Spanish journalist (1916–2004)

Encarnación Margarita Isabel Verdugo Díez (19 November 1918 – 6 February 2004), popularly known as Margarita Landi, was a Spanish journalist.

==Professional career==
Margarita Landi was one of the first women to specialize in the journalistic genre of crime reporting, which had traditionally been limited to men. Her diploma in criminology helped her to excel in this field.

Widowed at age 28, her career began shortly thereafter. Following the Spanish Civil War, Landi worked in the magazine of Sección Femenina, El Ventanal, between 1947 and 1948. From there she went to La Moda de España (1948–1954), as a chronicler of haute couture and society, also contributing to the newspaper Informaciones and the magazine Esfera Mundial.

In 1955 she joined the newspaper El Caso, which had been founded three years earlier by Eugenio Suárez, where she remained for 25 years. It was from that moment that she began to cultivate the image for which she was known: a sophisticated and reflective blonde woman who smoked a pipe and raced to crime scenes in a black Volkswagen convertible.

She enjoyed excellent relations with the police, which allowed her access to detailed information on cases which were the most shocking to the public. She was sometimes referred to as "sub-inspector Pedrito" to disguise her involvement in official investigations. She was also known as la rubia del deportivo (the sports blonde) and la dama del crimen (the crime lady). Her tenacity in examining crime scenes and interviewing witnesses was compared to that of American writer Truman Capote.

After the disappearance of El Caso, Landi began to write for the magazine Interviú in November 1980, and in 1988 she made the leap to television, with sporadic appearances on Televisión Española programs such as La palmera (1991), Código uno (1993–1994), and Así son las cosas (2000–2002). She also directed and presented her own program on Telemadrid, Mis crímenes favoritos (1992).

She wrote several books, including Cosas de la vida, Una mujer junto al crimen, Crímenes sin castigo, Puerta del Sol, 2.30, Crónica sangrienta, and Memorias. 35 años de crimen en España.
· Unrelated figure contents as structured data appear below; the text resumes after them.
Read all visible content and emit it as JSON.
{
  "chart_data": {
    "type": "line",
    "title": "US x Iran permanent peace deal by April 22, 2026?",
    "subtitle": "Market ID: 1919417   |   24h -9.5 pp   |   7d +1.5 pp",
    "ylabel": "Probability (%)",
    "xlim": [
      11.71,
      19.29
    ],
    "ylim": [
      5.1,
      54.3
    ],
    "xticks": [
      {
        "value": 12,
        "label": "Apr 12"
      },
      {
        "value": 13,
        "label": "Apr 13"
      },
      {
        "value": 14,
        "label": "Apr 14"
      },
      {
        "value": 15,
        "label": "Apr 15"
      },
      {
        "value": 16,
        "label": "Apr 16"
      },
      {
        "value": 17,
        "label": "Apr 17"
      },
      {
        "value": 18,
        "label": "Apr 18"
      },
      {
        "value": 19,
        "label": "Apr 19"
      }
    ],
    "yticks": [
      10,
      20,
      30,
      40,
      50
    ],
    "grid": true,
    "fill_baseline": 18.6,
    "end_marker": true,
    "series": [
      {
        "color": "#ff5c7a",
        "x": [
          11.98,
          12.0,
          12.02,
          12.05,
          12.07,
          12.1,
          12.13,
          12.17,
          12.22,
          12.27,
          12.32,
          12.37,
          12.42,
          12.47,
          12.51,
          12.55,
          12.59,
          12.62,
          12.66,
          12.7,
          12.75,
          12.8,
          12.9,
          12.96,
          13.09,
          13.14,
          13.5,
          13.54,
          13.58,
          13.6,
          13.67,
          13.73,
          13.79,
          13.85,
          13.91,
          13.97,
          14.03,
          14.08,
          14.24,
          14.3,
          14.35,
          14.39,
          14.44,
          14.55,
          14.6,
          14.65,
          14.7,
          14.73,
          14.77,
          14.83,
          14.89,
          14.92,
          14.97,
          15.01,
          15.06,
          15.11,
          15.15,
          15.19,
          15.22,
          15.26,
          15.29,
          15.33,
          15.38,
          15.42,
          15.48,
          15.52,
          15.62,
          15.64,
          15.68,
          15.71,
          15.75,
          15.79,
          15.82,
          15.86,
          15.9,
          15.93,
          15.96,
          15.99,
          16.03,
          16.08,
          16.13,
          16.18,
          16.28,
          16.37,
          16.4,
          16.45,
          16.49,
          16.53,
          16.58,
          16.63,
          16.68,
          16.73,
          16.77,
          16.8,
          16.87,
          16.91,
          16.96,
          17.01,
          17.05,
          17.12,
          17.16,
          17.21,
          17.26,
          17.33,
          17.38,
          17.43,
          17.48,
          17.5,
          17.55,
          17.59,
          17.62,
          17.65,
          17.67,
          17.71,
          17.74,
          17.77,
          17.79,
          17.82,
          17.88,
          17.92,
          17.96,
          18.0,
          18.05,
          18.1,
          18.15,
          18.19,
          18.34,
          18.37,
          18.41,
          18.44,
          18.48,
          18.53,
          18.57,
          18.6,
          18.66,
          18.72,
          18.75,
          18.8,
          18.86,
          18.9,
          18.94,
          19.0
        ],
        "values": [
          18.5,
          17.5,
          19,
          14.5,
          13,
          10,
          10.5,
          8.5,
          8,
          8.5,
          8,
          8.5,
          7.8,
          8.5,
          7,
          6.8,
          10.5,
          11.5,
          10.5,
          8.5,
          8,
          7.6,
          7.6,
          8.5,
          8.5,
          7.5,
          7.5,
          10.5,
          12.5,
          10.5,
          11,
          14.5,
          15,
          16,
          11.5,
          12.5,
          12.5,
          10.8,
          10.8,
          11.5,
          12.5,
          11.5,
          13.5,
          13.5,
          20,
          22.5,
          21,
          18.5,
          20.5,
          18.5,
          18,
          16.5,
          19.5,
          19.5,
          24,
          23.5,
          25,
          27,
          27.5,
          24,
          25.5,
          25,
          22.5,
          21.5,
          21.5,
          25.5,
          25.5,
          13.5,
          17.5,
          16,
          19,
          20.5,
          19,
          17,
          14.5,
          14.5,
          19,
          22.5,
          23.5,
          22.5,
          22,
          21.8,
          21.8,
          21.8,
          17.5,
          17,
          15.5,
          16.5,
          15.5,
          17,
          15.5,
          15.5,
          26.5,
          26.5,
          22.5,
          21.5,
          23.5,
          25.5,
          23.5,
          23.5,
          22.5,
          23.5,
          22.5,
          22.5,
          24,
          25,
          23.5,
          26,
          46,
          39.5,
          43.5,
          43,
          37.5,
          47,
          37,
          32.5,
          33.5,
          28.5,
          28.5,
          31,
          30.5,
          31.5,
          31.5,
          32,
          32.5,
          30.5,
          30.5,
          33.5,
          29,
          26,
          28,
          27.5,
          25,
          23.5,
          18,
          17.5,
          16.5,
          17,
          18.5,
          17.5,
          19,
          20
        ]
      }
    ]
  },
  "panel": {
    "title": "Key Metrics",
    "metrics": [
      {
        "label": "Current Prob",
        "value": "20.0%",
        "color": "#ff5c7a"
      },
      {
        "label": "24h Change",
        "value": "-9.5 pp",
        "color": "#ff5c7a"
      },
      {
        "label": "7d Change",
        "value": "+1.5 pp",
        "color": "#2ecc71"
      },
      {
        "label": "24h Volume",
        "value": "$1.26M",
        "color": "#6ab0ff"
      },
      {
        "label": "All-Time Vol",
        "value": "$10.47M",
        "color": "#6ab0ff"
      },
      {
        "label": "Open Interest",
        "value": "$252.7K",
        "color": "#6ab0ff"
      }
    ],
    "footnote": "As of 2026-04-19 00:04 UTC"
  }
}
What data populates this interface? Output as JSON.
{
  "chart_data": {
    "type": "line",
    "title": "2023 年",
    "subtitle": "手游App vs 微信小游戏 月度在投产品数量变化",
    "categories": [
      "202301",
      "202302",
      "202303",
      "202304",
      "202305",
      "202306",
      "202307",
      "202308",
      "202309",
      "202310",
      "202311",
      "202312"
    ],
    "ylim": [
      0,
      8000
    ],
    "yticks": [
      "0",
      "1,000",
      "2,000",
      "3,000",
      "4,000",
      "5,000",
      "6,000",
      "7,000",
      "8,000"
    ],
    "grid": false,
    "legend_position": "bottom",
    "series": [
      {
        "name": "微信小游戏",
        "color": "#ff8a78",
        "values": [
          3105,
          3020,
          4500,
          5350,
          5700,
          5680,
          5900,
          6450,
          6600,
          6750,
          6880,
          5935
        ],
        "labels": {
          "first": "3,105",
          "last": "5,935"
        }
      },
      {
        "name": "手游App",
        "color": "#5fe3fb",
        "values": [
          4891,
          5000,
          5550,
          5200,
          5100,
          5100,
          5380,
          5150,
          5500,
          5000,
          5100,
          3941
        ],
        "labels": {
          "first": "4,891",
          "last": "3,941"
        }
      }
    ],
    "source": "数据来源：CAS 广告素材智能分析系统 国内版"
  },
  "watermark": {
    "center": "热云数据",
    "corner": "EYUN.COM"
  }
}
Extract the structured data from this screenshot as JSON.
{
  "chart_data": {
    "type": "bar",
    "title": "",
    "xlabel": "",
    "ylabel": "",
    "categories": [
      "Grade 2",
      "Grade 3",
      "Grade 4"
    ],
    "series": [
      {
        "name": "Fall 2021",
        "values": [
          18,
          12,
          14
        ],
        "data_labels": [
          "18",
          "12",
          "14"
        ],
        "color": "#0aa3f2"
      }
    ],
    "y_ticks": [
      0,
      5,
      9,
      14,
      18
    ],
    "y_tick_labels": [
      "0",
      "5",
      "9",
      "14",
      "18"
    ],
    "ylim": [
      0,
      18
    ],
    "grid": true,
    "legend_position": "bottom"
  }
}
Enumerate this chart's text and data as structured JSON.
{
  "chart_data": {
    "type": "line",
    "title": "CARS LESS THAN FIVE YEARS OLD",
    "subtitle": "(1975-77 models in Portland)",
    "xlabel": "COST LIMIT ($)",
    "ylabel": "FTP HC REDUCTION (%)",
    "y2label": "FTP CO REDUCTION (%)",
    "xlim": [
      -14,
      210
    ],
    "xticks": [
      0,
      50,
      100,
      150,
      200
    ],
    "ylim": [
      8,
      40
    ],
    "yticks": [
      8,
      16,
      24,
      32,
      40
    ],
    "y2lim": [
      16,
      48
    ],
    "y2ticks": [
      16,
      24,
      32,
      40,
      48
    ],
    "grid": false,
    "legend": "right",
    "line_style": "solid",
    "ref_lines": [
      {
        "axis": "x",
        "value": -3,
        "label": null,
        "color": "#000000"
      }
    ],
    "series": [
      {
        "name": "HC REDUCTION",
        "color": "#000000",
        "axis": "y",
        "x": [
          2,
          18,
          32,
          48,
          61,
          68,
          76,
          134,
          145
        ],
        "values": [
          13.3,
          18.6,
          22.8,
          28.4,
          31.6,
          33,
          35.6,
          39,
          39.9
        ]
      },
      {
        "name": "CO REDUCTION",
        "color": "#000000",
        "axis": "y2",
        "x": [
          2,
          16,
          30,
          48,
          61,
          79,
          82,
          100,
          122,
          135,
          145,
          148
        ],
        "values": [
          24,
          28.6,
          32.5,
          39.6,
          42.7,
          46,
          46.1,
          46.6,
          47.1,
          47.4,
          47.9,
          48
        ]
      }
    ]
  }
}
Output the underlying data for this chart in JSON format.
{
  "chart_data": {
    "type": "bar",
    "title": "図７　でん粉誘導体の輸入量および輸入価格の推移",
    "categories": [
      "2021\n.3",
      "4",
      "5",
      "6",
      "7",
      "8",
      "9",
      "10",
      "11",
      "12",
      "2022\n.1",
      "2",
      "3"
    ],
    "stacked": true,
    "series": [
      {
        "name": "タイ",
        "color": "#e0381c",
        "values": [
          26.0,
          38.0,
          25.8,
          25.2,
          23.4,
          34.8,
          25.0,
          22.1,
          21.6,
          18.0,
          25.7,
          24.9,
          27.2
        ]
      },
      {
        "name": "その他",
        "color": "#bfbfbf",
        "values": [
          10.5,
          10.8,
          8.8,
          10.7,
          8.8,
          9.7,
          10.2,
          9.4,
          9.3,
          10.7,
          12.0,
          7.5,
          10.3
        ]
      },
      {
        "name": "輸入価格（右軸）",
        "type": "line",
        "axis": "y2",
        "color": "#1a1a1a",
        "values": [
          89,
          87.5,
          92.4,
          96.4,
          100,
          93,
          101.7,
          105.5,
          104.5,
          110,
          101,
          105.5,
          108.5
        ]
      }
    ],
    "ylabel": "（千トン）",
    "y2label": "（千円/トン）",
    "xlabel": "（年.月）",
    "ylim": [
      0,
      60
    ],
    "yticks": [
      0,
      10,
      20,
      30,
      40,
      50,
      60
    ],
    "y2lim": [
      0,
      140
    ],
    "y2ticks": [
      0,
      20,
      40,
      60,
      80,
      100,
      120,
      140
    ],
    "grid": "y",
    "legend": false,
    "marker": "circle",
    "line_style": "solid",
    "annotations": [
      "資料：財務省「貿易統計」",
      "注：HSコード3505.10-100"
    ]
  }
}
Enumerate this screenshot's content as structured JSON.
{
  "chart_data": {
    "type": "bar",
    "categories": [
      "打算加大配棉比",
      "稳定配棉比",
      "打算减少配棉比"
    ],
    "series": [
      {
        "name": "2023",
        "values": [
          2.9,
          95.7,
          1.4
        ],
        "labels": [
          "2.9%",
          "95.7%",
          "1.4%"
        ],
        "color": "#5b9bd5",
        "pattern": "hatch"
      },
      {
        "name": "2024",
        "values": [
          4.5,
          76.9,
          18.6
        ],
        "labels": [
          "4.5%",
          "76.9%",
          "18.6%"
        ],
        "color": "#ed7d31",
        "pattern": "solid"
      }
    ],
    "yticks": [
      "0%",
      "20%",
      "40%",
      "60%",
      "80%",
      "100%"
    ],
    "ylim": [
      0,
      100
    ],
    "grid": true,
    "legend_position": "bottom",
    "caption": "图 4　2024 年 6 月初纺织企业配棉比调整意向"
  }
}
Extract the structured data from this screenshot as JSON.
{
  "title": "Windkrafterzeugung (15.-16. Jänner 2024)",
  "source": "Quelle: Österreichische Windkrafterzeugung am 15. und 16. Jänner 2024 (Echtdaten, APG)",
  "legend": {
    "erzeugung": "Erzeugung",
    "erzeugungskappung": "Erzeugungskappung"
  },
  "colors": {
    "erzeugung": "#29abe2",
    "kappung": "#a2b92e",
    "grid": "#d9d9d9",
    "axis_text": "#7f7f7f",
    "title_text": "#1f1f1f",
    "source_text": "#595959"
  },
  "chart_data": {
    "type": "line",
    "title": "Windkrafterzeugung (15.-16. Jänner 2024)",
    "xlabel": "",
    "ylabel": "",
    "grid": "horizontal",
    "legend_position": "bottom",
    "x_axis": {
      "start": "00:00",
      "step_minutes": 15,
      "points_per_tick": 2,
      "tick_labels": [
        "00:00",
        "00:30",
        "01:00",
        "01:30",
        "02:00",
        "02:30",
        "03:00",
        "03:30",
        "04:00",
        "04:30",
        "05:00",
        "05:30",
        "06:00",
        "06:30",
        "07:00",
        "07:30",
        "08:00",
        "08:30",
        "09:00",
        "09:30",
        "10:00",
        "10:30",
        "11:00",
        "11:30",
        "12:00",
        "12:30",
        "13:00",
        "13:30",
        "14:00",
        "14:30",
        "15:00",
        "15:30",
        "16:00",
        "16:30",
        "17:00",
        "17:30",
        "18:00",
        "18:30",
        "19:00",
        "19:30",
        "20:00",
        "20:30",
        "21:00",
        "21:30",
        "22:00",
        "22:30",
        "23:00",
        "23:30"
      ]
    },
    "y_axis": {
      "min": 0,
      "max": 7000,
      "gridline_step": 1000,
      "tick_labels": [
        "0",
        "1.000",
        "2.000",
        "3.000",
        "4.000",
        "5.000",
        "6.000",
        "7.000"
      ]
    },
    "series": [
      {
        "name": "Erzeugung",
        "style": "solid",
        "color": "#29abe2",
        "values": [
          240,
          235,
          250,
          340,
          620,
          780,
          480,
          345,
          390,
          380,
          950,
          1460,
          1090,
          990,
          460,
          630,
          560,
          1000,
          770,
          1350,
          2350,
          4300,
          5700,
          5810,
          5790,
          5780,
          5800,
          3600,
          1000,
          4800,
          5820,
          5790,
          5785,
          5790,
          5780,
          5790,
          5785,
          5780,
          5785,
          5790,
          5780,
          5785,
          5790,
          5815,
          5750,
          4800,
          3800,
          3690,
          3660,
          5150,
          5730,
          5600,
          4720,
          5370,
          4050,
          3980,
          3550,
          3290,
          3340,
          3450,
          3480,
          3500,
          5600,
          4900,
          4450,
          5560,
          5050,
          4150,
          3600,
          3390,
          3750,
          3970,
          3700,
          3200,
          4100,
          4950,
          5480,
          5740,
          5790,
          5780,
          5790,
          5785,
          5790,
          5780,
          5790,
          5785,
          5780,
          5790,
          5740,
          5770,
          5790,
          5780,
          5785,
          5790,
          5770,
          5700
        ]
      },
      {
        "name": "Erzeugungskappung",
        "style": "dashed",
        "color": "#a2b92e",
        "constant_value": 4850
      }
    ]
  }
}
Margarita Landi retired from journalism in 2002.

==Personal life==
Born Encarnación Margarita Isabel Verdugo Díez, she adopted the surname Landi in reference to her ancestor, journalist Verdugo Landi. She had three children, two of whom died at a young age. In her later years she lived with her surviving son, Ángel Torres.

Margarita Landi died in Albandi on 6 February 2004 at age 85. She had experienced complications after an operation for osteoarthritis in 2002, and never fully recovered.